Stavely Building sold

The new owners of the Stavely Building, on the corner of Bond and Jetty Sts, Dunedin, will...
The new owners of the Stavely Building, on the corner of Bond and Jetty Sts, Dunedin, will replace the fire-damaged roof as they prepare for redevelopment. Photo by Linda Robertson.
An historic Dunedin building damaged by fire more than two years ago has been sold to a city-based developer.

Purvis Investments has bought the 122-year-old Stavely Building, on the corner of Bond and Jetty Sts.

Company director Bruce Purvis said he hoped the sale would end speculation over the building's future.

The company had "no intention of pulling it down, put it that way".

"We are aware that some people have been concerned about it, but we very much like the building, and we would like to preserve it," Mr Purvis said.

He would not say how much the company would pay for the building and could not say how the property might be developed.

Engineers were still assessing the structure.

The interior was "in quite a state" and the roof was destroyed after a suspicious fire in March 2008.

A new roof would be built to help arrest deterioration.

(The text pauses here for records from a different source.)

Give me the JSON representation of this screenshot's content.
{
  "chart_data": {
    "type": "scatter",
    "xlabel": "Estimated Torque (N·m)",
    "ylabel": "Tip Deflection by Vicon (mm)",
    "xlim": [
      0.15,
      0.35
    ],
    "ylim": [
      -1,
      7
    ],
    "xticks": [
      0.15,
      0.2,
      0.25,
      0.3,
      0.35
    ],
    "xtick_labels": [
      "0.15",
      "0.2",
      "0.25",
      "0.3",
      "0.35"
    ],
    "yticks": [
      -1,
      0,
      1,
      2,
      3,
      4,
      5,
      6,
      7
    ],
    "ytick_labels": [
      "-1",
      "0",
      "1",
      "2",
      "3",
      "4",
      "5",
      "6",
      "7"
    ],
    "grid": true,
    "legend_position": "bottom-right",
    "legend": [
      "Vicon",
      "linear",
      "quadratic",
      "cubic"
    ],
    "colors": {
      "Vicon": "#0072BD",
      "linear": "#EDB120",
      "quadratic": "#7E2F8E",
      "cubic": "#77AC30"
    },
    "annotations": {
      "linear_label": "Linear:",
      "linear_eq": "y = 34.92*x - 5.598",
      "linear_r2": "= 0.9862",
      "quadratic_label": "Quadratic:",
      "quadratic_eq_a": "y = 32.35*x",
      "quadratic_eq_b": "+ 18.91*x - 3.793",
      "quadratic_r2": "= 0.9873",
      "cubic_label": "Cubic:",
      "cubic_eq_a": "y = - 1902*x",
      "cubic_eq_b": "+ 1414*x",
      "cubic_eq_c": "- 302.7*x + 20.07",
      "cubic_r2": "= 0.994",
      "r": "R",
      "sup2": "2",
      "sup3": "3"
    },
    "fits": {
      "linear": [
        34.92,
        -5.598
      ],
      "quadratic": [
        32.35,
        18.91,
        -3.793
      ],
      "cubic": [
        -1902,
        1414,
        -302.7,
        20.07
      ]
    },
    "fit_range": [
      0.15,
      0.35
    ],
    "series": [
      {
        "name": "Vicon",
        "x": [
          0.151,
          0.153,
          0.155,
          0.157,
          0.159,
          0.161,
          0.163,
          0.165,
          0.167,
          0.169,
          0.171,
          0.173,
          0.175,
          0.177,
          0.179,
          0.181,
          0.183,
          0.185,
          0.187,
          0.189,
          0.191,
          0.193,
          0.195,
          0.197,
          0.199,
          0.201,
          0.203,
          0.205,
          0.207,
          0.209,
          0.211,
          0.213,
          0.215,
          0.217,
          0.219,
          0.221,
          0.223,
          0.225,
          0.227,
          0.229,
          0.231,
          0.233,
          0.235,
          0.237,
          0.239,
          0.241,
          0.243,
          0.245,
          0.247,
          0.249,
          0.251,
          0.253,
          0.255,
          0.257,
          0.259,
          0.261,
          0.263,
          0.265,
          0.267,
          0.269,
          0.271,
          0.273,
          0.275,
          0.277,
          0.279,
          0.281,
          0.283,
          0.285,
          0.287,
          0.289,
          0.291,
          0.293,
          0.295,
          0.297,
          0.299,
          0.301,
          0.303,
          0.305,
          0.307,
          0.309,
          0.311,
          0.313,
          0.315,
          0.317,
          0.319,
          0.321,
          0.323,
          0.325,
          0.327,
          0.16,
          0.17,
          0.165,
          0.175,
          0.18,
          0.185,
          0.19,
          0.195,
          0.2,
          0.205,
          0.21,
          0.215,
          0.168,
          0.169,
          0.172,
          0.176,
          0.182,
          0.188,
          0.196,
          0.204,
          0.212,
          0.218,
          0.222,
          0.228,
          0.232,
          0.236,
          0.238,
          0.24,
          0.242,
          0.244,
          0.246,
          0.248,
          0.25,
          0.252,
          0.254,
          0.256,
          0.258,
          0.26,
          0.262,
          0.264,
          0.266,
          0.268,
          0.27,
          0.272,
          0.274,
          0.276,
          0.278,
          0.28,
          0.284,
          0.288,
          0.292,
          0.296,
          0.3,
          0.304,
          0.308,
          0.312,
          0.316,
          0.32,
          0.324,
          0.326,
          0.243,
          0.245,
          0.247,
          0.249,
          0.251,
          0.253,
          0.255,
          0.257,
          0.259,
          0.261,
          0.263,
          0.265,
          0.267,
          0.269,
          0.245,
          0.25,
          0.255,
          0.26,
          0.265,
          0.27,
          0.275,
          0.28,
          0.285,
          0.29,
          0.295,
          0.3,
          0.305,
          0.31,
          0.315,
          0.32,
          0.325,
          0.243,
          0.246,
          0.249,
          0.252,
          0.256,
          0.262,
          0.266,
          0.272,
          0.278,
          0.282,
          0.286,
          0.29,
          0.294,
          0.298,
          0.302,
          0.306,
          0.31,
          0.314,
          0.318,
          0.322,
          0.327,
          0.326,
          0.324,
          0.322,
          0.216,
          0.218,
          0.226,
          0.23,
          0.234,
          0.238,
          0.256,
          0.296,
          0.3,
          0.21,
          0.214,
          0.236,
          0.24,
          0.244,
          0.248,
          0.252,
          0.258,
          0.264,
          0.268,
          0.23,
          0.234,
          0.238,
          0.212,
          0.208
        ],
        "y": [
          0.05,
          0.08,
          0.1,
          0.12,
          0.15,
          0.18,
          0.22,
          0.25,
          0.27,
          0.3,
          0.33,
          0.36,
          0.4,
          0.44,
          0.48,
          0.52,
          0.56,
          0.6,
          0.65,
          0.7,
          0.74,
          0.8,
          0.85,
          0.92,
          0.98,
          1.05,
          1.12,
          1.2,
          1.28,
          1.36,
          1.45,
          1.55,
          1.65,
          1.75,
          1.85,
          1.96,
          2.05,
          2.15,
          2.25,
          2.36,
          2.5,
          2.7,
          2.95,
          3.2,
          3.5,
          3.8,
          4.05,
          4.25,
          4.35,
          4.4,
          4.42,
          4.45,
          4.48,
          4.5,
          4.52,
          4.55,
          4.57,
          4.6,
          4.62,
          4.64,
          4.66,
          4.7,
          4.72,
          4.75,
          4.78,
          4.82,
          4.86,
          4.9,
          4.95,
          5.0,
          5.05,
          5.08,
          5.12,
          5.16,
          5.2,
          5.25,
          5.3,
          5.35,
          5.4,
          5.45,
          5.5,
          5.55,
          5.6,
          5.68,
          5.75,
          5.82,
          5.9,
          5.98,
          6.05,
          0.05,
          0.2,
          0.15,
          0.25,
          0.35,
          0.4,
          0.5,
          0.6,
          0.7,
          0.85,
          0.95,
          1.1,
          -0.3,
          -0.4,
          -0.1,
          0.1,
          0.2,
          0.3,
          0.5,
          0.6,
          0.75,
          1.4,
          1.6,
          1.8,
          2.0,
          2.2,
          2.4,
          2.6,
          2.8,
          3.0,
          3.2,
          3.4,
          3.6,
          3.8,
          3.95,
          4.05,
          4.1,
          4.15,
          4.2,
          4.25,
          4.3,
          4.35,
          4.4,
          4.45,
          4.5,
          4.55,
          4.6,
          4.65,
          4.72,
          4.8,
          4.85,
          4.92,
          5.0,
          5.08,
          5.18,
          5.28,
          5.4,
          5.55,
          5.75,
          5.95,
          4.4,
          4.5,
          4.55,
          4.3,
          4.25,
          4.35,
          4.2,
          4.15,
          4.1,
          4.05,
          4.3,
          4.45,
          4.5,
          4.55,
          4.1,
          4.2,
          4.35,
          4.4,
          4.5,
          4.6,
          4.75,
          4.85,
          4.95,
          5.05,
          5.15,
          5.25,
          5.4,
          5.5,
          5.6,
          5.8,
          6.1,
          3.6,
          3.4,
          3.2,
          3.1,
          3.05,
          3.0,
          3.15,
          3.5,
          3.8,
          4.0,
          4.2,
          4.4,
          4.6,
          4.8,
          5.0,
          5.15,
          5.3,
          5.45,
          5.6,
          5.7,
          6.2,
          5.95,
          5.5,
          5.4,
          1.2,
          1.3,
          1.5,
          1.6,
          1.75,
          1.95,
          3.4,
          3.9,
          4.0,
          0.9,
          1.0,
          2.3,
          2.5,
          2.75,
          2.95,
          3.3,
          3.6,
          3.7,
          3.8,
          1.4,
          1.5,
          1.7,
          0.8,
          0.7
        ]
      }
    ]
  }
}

The facades, which are protected in the Dunedin City Council district plan, looked "pretty good".

The company had limited experience with historic buldings, but would discuss its plans with the New Zealand Historic Places Trust.

"It will be a challenge, certainly, but we would like to get it right," Mr Purvis said.

Historic Places Trust Otago Southland branch manager Owen Graham welcomed any sympathetic development for the building.

He urged the new owner to make repairing the roof a priority.

Trust officials had not visited it since soon after the fire, but would be interested in assessing the damage from the weather to the interior or the facades.

Southern Heritage Trust trustee Ann Barsby said the brick and plaster building was on a high-profile site and in an area already of interest to sympathetic developers.

Protection might make commercial sense.

POS Developments still owns the building.

Company director Lauchlan Chisholm confirmed the sale and said the contract should be completed by the end of the month.